1. Field of the Invention
The present invention relates to a data bus conversion apparatus for use in various bus systems. More particularly, the present invention relates to a data bus width conversion apparatus which allows bus access between a CPU (host system) and its peripheral devices which have different data bus widths.
2. Description of the Related Art
When a CPU having a data bus width of M bits (M is a positive integer) tries to access an LSI (peripheral device) having a data bus width of N bits (N is a positive integer) which may be different from M, a data bus width conversion apparatus for resizing (changing) the data bus width is required. Note that M may be equal to N.
Japanese Laid-Open Publication No. 4-76890 discloses a conventional data bus width conversion apparatus comprising a memory cell array section for resizing a data bus width, in which the memory cell array section is used as a cache memory or a local memory (page 579, FIG. 1).
Japanese Laid-Open Publication No. 3-97340 (pages 256–257, FIGS. 1 and 2) and Japanese Laid-Open Publication No. 5-242016 (page 3, FIG. 1) disclose a conventional data bus width conversion apparatus comprising a latch circuit and an output control circuit between a data bus having a data bus width of M bits and a data bus having a data bus width of N bits in order to resize a data bus width.
However, in the above-described conventional data bus width conversion apparatuses, the number of access operations by a CPU required for transfer of N-bit data from the CPU to an LSI, the wiring pattern of connection between the CPU and the LSI, and the like, are fixed in hardware in order to resize a data bus width. Therefore, it is difficult to apply the conventional apparatuses to various bus systems.
For example, the data bus widths of conventional CPUs (host system) are set to a multiple of 8 bits (8 bits, 16 bits, 32 bits, etc.) in accordance with customary practice. However, a data bus width of 3 bits (18 bits, 24 bits, etc.) may be used in a number of display apparatuses, such as a liquid crystal module and the like. This is because display data for a display apparatus is composed of three color elements RED, GREEN and BLUE. If these three color elements have the same bit width, a data bus width has a multiple of 3 bits.
For example, it is assumed that a liquid crystal module having a data bus width of 18 bits is connected to a CPU having a data bus width of 8 bits. It is necessary to transfer all of 18-bit data from the CPU to the liquid crystal module in order to maximally exploit the display performance of the liquid crystal module. In this case, since the data bus width of the CPU is 8 bits, it is necessary to divide 18-bit data into at least three in order to transfer the data from the CPU to the liquid crystal module. For 18-bit data, there are various division patterns, such as 8-8-2, 6-6-6, 5-6-7, etc.
The minimum number of divisions for 18-bit data is three as described above. Alternatively, the number of divisions may be more than three (i.e., (the number of divisions)≧3) because of a particular CPU's structure, logic, or the like.

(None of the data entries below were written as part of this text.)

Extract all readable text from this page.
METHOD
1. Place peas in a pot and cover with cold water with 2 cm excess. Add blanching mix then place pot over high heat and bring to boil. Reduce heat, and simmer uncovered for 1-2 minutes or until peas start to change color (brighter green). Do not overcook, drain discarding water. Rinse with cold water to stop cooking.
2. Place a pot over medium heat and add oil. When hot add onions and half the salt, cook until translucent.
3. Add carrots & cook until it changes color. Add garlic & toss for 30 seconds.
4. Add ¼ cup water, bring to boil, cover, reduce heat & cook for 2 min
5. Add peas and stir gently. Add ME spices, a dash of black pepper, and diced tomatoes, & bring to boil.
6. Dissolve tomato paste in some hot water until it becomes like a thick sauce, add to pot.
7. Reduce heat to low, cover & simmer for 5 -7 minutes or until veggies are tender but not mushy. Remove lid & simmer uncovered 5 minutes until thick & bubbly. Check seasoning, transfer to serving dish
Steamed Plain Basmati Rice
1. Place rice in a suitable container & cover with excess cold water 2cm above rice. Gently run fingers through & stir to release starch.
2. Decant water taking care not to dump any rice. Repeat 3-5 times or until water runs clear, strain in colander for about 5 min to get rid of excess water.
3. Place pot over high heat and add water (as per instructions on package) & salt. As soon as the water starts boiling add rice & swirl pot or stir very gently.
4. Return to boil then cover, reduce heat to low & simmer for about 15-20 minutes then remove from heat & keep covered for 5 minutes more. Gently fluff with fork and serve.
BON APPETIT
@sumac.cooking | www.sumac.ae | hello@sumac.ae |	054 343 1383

In conventional data bus width conversion apparatuses, the division pattern and the number of divisions of 18-bit data are fixed in hardware. Thus, when the above-described CPU interface is constructed by an LSI, the number of divisions and the division pattern are fixed in the LSI design. Therefore, the type of an LSI available for a CPU is limited and a CPU requires a software processing or the like.